Now obviously, I didn't kill myself, though it has been a rough couple of days. I withdrew into my shell. Turned my phone off, stopped reading my email, stopped responding to Twitter. I wanted to ERASE MYSELF. I wanted to commit internet suicide, wanted to delete all my accounts and disappear. I mean, that's what that shadowy Jury of 51 wanted, right? To ERASE me, to make me DISAPPEAR.
It took two days to even get a response as to what had happened. This was the mystifying thing. I had said or posted nothing even remotely controversial in weeks. I had actually been friendly and joyful, and had started/contributed to a couple of successful threads. If it had happened in the midst of a heated exchange of opinion (such as the "clusterfuck" about gender and race bias in media "best of" lists - again, note - expression of nonstandard opinions rather than actual personal nastiness) then I would have had some explanation. But no, it happened arbitrarily, randomly, in the midst of a calm, even *good* period.
I had emailed a mod who had always been friendly to me (a mod who shares mental health issues, and unfortunately, also shares rape survivor status, so might understand why certain situations and misogynist behaviours trigger a highly defensive reaction in me.) during the last set of troubles detailed in the previous blog linked above. The vast majority of the suggest bans, they said, came from ILM, and dated back to the period 4 or 5 months ago (around the time of Bimble's banning and suicide.)

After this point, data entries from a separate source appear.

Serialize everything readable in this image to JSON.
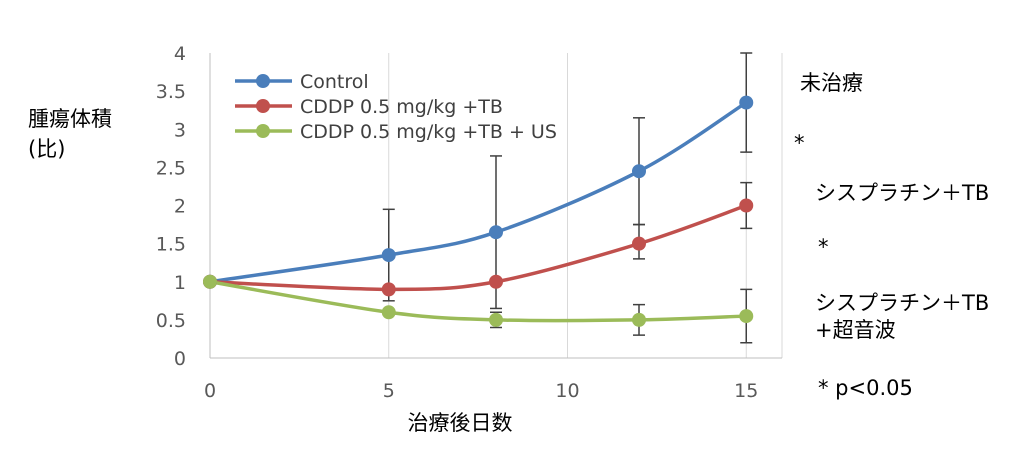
{
  "chart_data": {
    "type": "line",
    "ylabel": "腫瘍体積\n(比)",
    "xlabel": "治療後日数",
    "x": [
      0,
      5,
      8,
      12,
      15
    ],
    "xlim": [
      0,
      16
    ],
    "ylim": [
      0,
      4
    ],
    "xticks": [
      0,
      5,
      10,
      15
    ],
    "yticks": [
      0,
      0.5,
      1,
      1.5,
      2,
      2.5,
      3,
      3.5,
      4
    ],
    "grid": "vertical",
    "legend_position": "top-left",
    "series": [
      {
        "name": "Control",
        "color": "#4a7ebb",
        "values": [
          1,
          1.35,
          1.65,
          2.45,
          3.35
        ],
        "err_low": [
          1,
          0.75,
          0.65,
          1.75,
          2.7
        ],
        "err_high": [
          1,
          1.95,
          2.65,
          3.15,
          4.0
        ]
      },
      {
        "name": "CDDP 0.5 mg/kg +TB",
        "color": "#c0504d",
        "values": [
          1,
          0.9,
          1.0,
          1.5,
          2.0
        ],
        "err_low": [
          1,
          0.9,
          1.0,
          1.3,
          1.7
        ],
        "err_high": [
          1,
          0.9,
          1.0,
          1.75,
          2.3
        ]
      },
      {
        "name": "CDDP 0.5 mg/kg +TB + US",
        "color": "#9bbb59",
        "values": [
          1,
          0.6,
          0.5,
          0.5,
          0.55
        ],
        "err_low": [
          1,
          0.6,
          0.4,
          0.3,
          0.2
        ],
        "err_high": [
          1,
          0.6,
          0.6,
          0.7,
          0.9
        ]
      }
    ]
  },
  "annotations": {
    "untreated": "未治療",
    "star1": "*",
    "cisplatin_tb": "シスプラチン＋TB",
    "star2": "*",
    "cisplatin_tb_us_line1": "シスプラチン＋TB",
    "cisplatin_tb_us_line2": "+超音波",
    "pvalue": "*  p<0.05"
  }
}
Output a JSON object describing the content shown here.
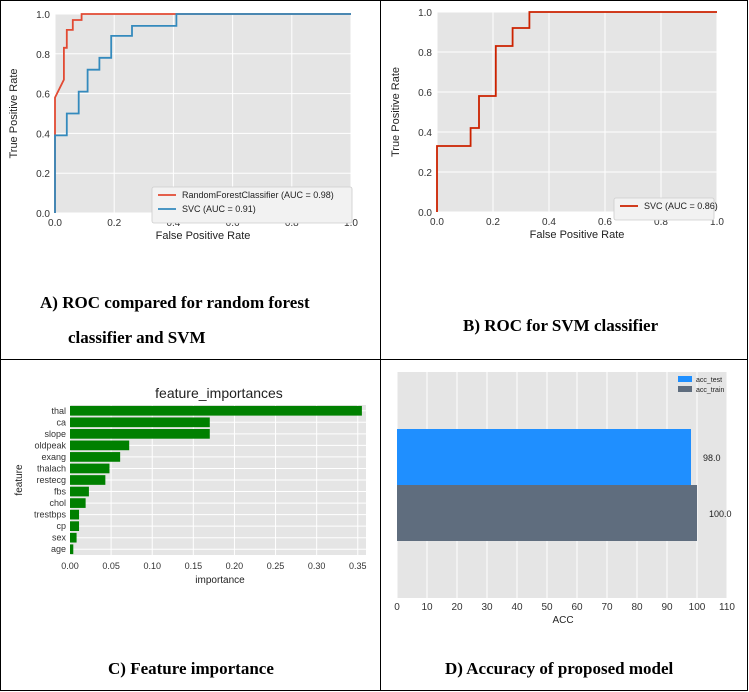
{
  "panels": {
    "a": {
      "caption_line1": "A)  ROC compared for random forest",
      "caption_line2": "classifier and SVM"
    },
    "b": {
      "caption": "B)  ROC for SVM classifier"
    },
    "c": {
      "caption": "C)  Feature importance"
    },
    "d": {
      "caption": "D)  Accuracy of proposed model"
    }
  },
  "chart_data": [
    {
      "id": "roc_compare",
      "type": "line",
      "title": "",
      "xlabel": "False Positive Rate",
      "ylabel": "True Positive Rate",
      "xlim": [
        0,
        1
      ],
      "ylim": [
        0,
        1
      ],
      "xticks": [
        "0.0",
        "0.2",
        "0.4",
        "0.6",
        "0.8",
        "1.0"
      ],
      "yticks": [
        "0.0",
        "0.2",
        "0.4",
        "0.6",
        "0.8",
        "1.0"
      ],
      "grid": true,
      "legend_position": "bottom-right",
      "series": [
        {
          "name": "RandomForestClassifier (AUC = 0.98)",
          "color": "#e24a33",
          "x": [
            0,
            0,
            0,
            0.03,
            0.03,
            0.04,
            0.04,
            0.06,
            0.06,
            0.09,
            0.09,
            1.0
          ],
          "y": [
            0,
            0.39,
            0.58,
            0.67,
            0.83,
            0.83,
            0.92,
            0.92,
            0.97,
            0.97,
            1.0,
            1.0
          ]
        },
        {
          "name": "SVC (AUC = 0.91)",
          "color": "#348abd",
          "x": [
            0,
            0,
            0.04,
            0.04,
            0.08,
            0.08,
            0.11,
            0.11,
            0.15,
            0.15,
            0.19,
            0.19,
            0.26,
            0.26,
            0.41,
            0.41,
            1.0
          ],
          "y": [
            0,
            0.39,
            0.39,
            0.5,
            0.5,
            0.61,
            0.61,
            0.72,
            0.72,
            0.78,
            0.78,
            0.89,
            0.89,
            0.94,
            0.94,
            1.0,
            1.0
          ]
        }
      ]
    },
    {
      "id": "roc_svm",
      "type": "line",
      "title": "",
      "xlabel": "False Positive Rate",
      "ylabel": "True Positive Rate",
      "xlim": [
        0,
        1
      ],
      "ylim": [
        0,
        1
      ],
      "xticks": [
        "0.0",
        "0.2",
        "0.4",
        "0.6",
        "0.8",
        "1.0"
      ],
      "yticks": [
        "0.0",
        "0.2",
        "0.4",
        "0.6",
        "0.8",
        "1.0"
      ],
      "grid": true,
      "legend_position": "bottom-right",
      "series": [
        {
          "name": "SVC (AUC = 0.86)",
          "color": "#cc2200",
          "x": [
            0,
            0,
            0.12,
            0.12,
            0.15,
            0.15,
            0.21,
            0.21,
            0.27,
            0.27,
            0.33,
            0.33,
            1.0
          ],
          "y": [
            0,
            0.33,
            0.33,
            0.42,
            0.42,
            0.58,
            0.58,
            0.83,
            0.83,
            0.92,
            0.92,
            1.0,
            1.0
          ]
        }
      ]
    },
    {
      "id": "feature_importance",
      "type": "bar",
      "orientation": "horizontal",
      "title": "feature_importances",
      "xlabel": "importance",
      "ylabel": "feature",
      "xlim": [
        0,
        0.36
      ],
      "xticks": [
        "0.00",
        "0.05",
        "0.10",
        "0.15",
        "0.20",
        "0.25",
        "0.30",
        "0.35"
      ],
      "grid": true,
      "color": "#008000",
      "categories": [
        "thal",
        "ca",
        "slope",
        "oldpeak",
        "exang",
        "thalach",
        "restecg",
        "fbs",
        "chol",
        "trestbps",
        "cp",
        "sex",
        "age"
      ],
      "values": [
        0.355,
        0.17,
        0.17,
        0.072,
        0.061,
        0.048,
        0.043,
        0.023,
        0.019,
        0.011,
        0.011,
        0.008,
        0.004
      ]
    },
    {
      "id": "accuracy",
      "type": "bar",
      "orientation": "horizontal",
      "title": "",
      "xlabel": "ACC",
      "ylabel": "",
      "xlim": [
        0,
        110
      ],
      "xticks": [
        "0",
        "10",
        "20",
        "30",
        "40",
        "50",
        "60",
        "70",
        "80",
        "90",
        "100",
        "110"
      ],
      "grid": true,
      "legend_position": "top-right",
      "series": [
        {
          "name": "acc_test",
          "value": 98.0,
          "label": "98.0",
          "color": "#1f8fff"
        },
        {
          "name": "acc_train",
          "value": 100.0,
          "label": "100.0",
          "color": "#5f6d7e"
        }
      ]
    }
  ]
}
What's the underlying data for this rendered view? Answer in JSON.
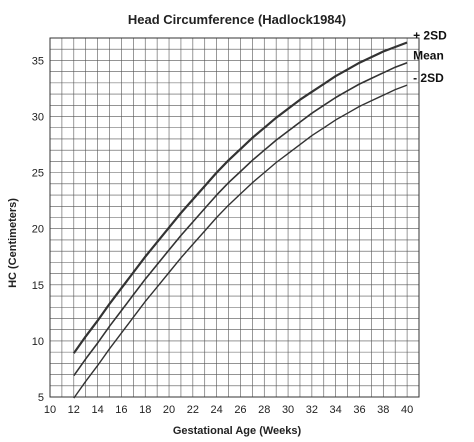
{
  "chart_data": {
    "type": "line",
    "title": "Head Circumference (Hadlock1984)",
    "xlabel": "Gestational Age (Weeks)",
    "ylabel": "HC (Centimeters)",
    "xlim": [
      10,
      41
    ],
    "ylim": [
      5,
      37
    ],
    "x_ticks": [
      10,
      12,
      14,
      16,
      18,
      20,
      22,
      24,
      26,
      28,
      30,
      32,
      34,
      36,
      38,
      40
    ],
    "y_ticks": [
      5,
      10,
      15,
      20,
      25,
      30,
      35
    ],
    "grid": true,
    "x": [
      12,
      13,
      14,
      15,
      16,
      17,
      18,
      19,
      20,
      21,
      22,
      23,
      24,
      25,
      26,
      27,
      28,
      29,
      30,
      31,
      32,
      33,
      34,
      35,
      36,
      37,
      38,
      39,
      40
    ],
    "series": [
      {
        "name": "+ 2SD",
        "color": "#333333",
        "values": [
          8.9,
          10.4,
          11.8,
          13.3,
          14.7,
          16.1,
          17.5,
          18.8,
          20.1,
          21.4,
          22.6,
          23.8,
          25.0,
          26.1,
          27.1,
          28.1,
          29.0,
          29.9,
          30.7,
          31.5,
          32.2,
          32.9,
          33.6,
          34.2,
          34.8,
          35.3,
          35.8,
          36.2,
          36.6
        ]
      },
      {
        "name": "Mean",
        "color": "#333333",
        "values": [
          6.9,
          8.4,
          9.8,
          11.3,
          12.7,
          14.1,
          15.5,
          16.8,
          18.1,
          19.4,
          20.6,
          21.8,
          23.0,
          24.1,
          25.1,
          26.1,
          27.0,
          27.9,
          28.7,
          29.5,
          30.3,
          31.0,
          31.7,
          32.3,
          32.9,
          33.4,
          33.9,
          34.4,
          34.8
        ]
      },
      {
        "name": "- 2SD",
        "color": "#333333",
        "values": [
          4.9,
          6.4,
          7.8,
          9.3,
          10.7,
          12.1,
          13.5,
          14.8,
          16.1,
          17.4,
          18.6,
          19.8,
          21.0,
          22.1,
          23.1,
          24.1,
          25.0,
          25.9,
          26.7,
          27.5,
          28.3,
          29.0,
          29.7,
          30.3,
          30.9,
          31.4,
          31.9,
          32.4,
          32.8
        ]
      }
    ]
  }
}
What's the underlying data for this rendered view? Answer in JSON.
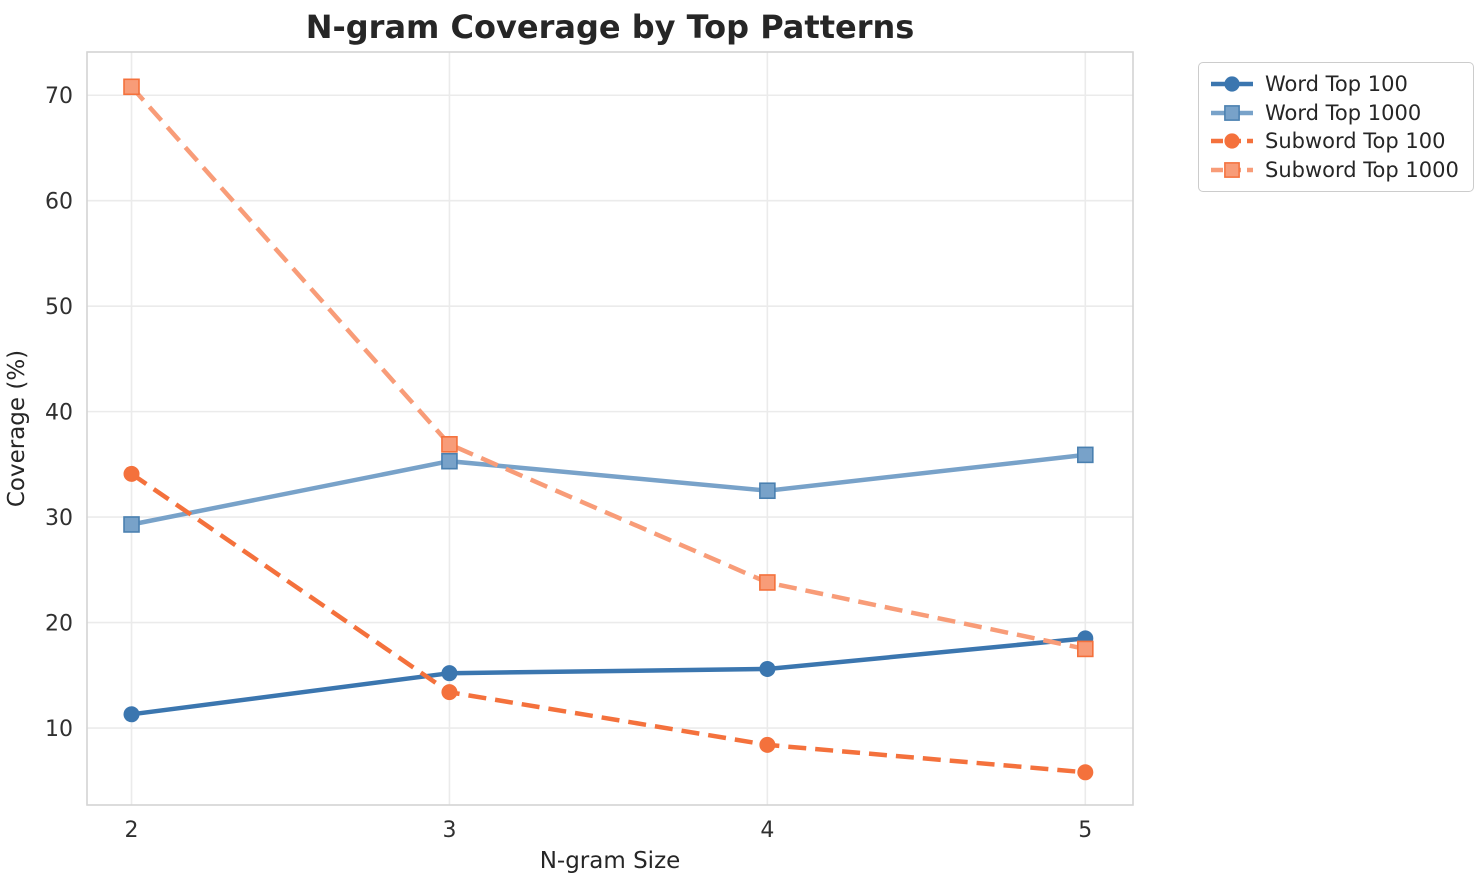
{
  "chart_data": {
    "type": "line",
    "title": "N-gram Coverage by Top Patterns",
    "xlabel": "N-gram Size",
    "ylabel": "Coverage (%)",
    "x": [
      2,
      3,
      4,
      5
    ],
    "xticks": [
      2,
      3,
      4,
      5
    ],
    "yticks": [
      10,
      20,
      30,
      40,
      50,
      60,
      70
    ],
    "xlim": [
      1.86,
      5.15
    ],
    "ylim": [
      2.7,
      74.1
    ],
    "grid": true,
    "legend_position": "outside-top-right",
    "series": [
      {
        "id": "word-top-100",
        "name": "Word Top 100",
        "values": [
          11.3,
          15.2,
          15.6,
          18.5
        ],
        "color": "#3b76af",
        "edge": "#33679a",
        "marker": "circle",
        "dashed": false
      },
      {
        "id": "word-top-1000",
        "name": "Word Top 1000",
        "values": [
          29.3,
          35.3,
          32.5,
          35.9
        ],
        "color": "#78a2c9",
        "edge": "#4a80b0",
        "marker": "square",
        "dashed": false
      },
      {
        "id": "subword-top-100",
        "name": "Subword Top 100",
        "values": [
          34.1,
          13.4,
          8.4,
          5.8
        ],
        "color": "#f4713c",
        "edge": "#e05f2c",
        "marker": "circle",
        "dashed": true
      },
      {
        "id": "subword-top-1000",
        "name": "Subword Top 1000",
        "values": [
          70.8,
          36.9,
          23.8,
          17.5
        ],
        "color": "#f89c78",
        "edge": "#f4713c",
        "marker": "square",
        "dashed": true
      }
    ],
    "colors": {
      "plot_bg": "#ffffff",
      "grid": "#ebebeb",
      "spine": "#d4d4d4",
      "text": "#262626"
    }
  }
}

Sadly, I remember the incident well. An innocent poster started a thread asking why more women didn't post to the Music portion of the board, though the genders were well balanced across the site. I answered, as one of the handful of prominent female posters on ILM, explained some of my not-so-great experiences on the site, and tried to draw some conclusions about why other women might be put off by it. I was totally unprepared for the reaction this inspired.
Rather than listen to my criticism, this inspired a 200-post pile-up that turned into a highly personal character assassination of myself. "We don't hate you because you're female - or even a feminist" the argument went. "We hate you because you're an uppity bitch with a nonconformist attitude and an assertive sexuality that we find scary and threatening."
I took an ILX break after this incident. Not just because of the vile, nasty, personal nature of the pile-on, but the fact that the moderators stood back and did absolutely nothing. And yet these are the people who are the very same ones who are dishing out the Suggest Bans.
No, I did not kill myself, but my blood is still on your hands. I'm still dealing with the emotional effects of this, and it isn't pretty. My psychic defences have been overwhelmed, the depression has overwhelmed me. It's like a cloud of filth blotting out the sun. I take pleasure in nothing. The things I'd been looking forward to over the past few months - my trip to Istanbul, the delayed release of my band's album, even a gig on Saturday I've already bought tickets for, but now do not feel strong enough to attend - I want to cancel them all. They bring me no pleasure. My capacity for pleasure, for joy, for companionship, just seems to have snapped off, destroyed by that anonymous Jury of 51.